Couple other pointers
- Make darn sure you choose the flattest side to start with!
- it gets hot on the beltsander.
- don't say the words "slurry stone" nearby it...it makes it mad after laughing at you. edit: though it likes eating other rocks for slurry
I have some Smith's Honing Solution, so after rinsing off the Black, I slathered that stuff all over it, and ran an otherwise shave-ready blade over the hone for ~150 times. I looked through the 'scope at the bevel as a pre-view, then looked after as a post...the post-view showed that indeed the scratch pattern was markedly different and much finer. Stropped linen and leather (~50 each), and then looked at the bevel again. The fine scratches from the post-view were gone, leaving just a fine haze. Maybe the fine scratches were ridges in some honing solution still on the bevel? No idea. Edit: I looked again this morning and the lighter/finer scratches were still there. It was just that I had the microscope tilted in such a way that I couldn't see them before.
Anyway, the blade now is popping a hair with some, but not much, regard to root-out vs. root-in, for what it is worth. I've gotten this before with some careful honing work + CrOx/FeOx and one time a couple weeks back with lapping films. Shave test soon and looking forward to it.
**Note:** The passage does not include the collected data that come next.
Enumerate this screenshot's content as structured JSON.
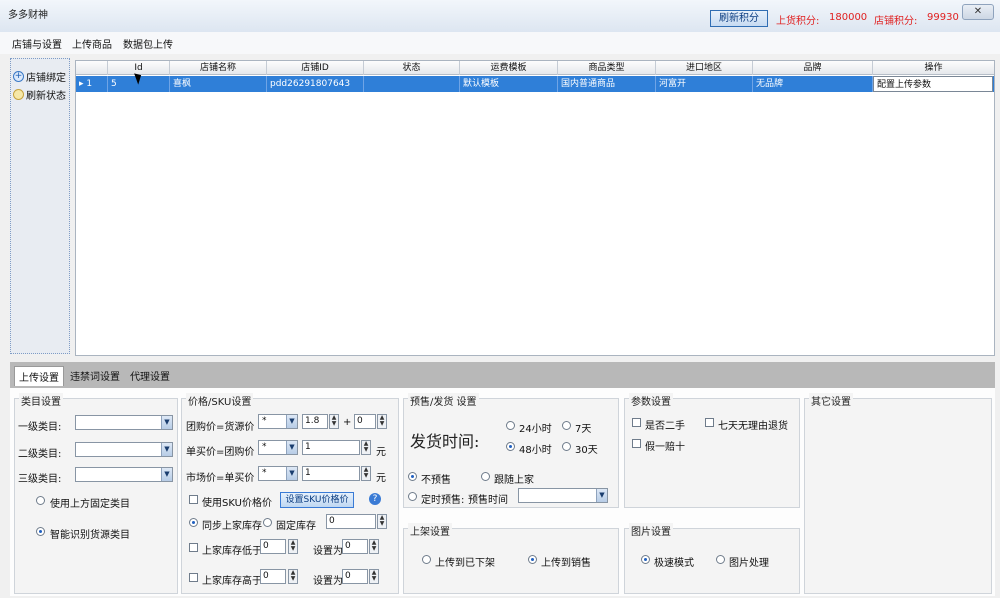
{
  "window": {
    "title": "多多财神",
    "refresh_button": "刷新积分",
    "upload_points_label": "上货积分:",
    "upload_points_value": "180000",
    "store_points_label": "店铺积分:",
    "store_points_value": "99930",
    "close_label": "✕"
  },
  "menu": [
    "店铺与设置",
    "上传商品",
    "数据包上传"
  ],
  "sidebar": [
    "店铺绑定",
    "刷新状态"
  ],
  "grid": {
    "columns": [
      "Id",
      "店铺名称",
      "店铺ID",
      "状态",
      "运费模板",
      "商品类型",
      "进口地区",
      "品牌",
      "操作"
    ],
    "rows": [
      {
        "indicator": "▸ 1",
        "id": "5",
        "store_name": "喜枫",
        "store_id": "pdd26291807643",
        "status": "",
        "shipping_template": "默认模板",
        "product_type": "国内普通商品",
        "import_region": "河富开",
        "brand": "无品牌",
        "action": "配置上传参数"
      }
    ]
  },
  "tabs": [
    "上传设置",
    "违禁词设置",
    "代理设置"
  ],
  "category": {
    "title": "类目设置",
    "level1": "一级类目:",
    "level2": "二级类目:",
    "level3": "三级类目:",
    "option_fixed": "使用上方固定类目",
    "option_smart": "智能识别货源类目"
  },
  "price": {
    "title": "价格/SKU设置",
    "group_label": "团购价=货源价",
    "single_label": "单买价=团购价",
    "market_label": "市场价=单买价",
    "op_mul": "*",
    "group_factor": "1.8",
    "plus": "+",
    "group_add": "0",
    "single_factor": "1",
    "market_factor": "1",
    "unit": "元",
    "use_sku_label": "使用SKU价格价",
    "set_sku_button": "设置SKU价格价",
    "stock_sync": "同步上家库存",
    "stock_fixed": "固定库存",
    "stock_fixed_value": "0",
    "stock_below": "上家库存低于",
    "stock_below_value": "0",
    "set_to": "设置为",
    "set_to_value_1": "0",
    "stock_above": "上家库存高于",
    "stock_above_value": "0",
    "set_to_value_2": "0"
  },
  "presale": {
    "title": "预售/发货 设置",
    "ship_time_label": "发货时间:",
    "opt_24h": "24小时",
    "opt_7d": "7天",
    "opt_48h": "48小时",
    "opt_30d": "30天",
    "no_presale": "不预售",
    "follow_upstream": "跟随上家",
    "timed_presale": "定时预售:",
    "presale_time": "预售时间"
  },
  "params": {
    "title": "参数设置",
    "second_hand": "是否二手",
    "seven_day": "七天无理由退货",
    "fake_one": "假一赔十"
  },
  "other": {
    "title": "其它设置"
  },
  "listing": {
    "title": "上架设置",
    "to_offshelf": "上传到已下架",
    "to_onsale": "上传到销售"
  },
  "image": {
    "title": "图片设置",
    "fast_mode": "极速模式",
    "image_process": "图片处理"
  }
}
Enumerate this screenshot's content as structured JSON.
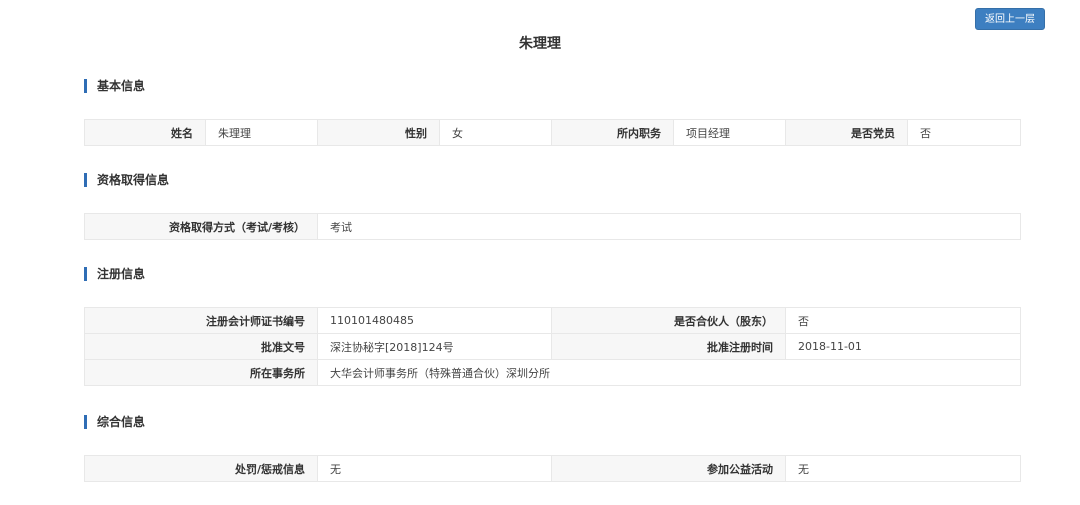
{
  "header": {
    "back_label": "返回上一层",
    "title": "朱理理"
  },
  "sections": {
    "basic": {
      "title": "基本信息",
      "name_label": "姓名",
      "name_value": "朱理理",
      "gender_label": "性别",
      "gender_value": "女",
      "position_label": "所内职务",
      "position_value": "项目经理",
      "party_label": "是否党员",
      "party_value": "否"
    },
    "qualification": {
      "title": "资格取得信息",
      "method_label": "资格取得方式（考试/考核）",
      "method_value": "考试"
    },
    "registration": {
      "title": "注册信息",
      "cert_label": "注册会计师证书编号",
      "cert_value": "110101480485",
      "partner_label": "是否合伙人（股东）",
      "partner_value": "否",
      "approval_label": "批准文号",
      "approval_value": "深注协秘字[2018]124号",
      "approval_date_label": "批准注册时间",
      "approval_date_value": "2018-11-01",
      "firm_label": "所在事务所",
      "firm_value": "大华会计师事务所（特殊普通合伙）深圳分所"
    },
    "general": {
      "title": "综合信息",
      "penalty_label": "处罚/惩戒信息",
      "penalty_value": "无",
      "charity_label": "参加公益活动",
      "charity_value": "无"
    }
  }
}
So, lotsa work, but maybe this will be useful for others by having this in the archives.
Hone pics:
Image of the back...you can see a ridge at the bottom where the DMT started in on it. I decided not to do this side.
Image from yesterday...it's now glossier, flatter, and sanded with 400, working the 600 now. That little ridge of contrast there at the bottom left is (was) real...musta been a few atoms shallower than the main face of it. It's gone now I think.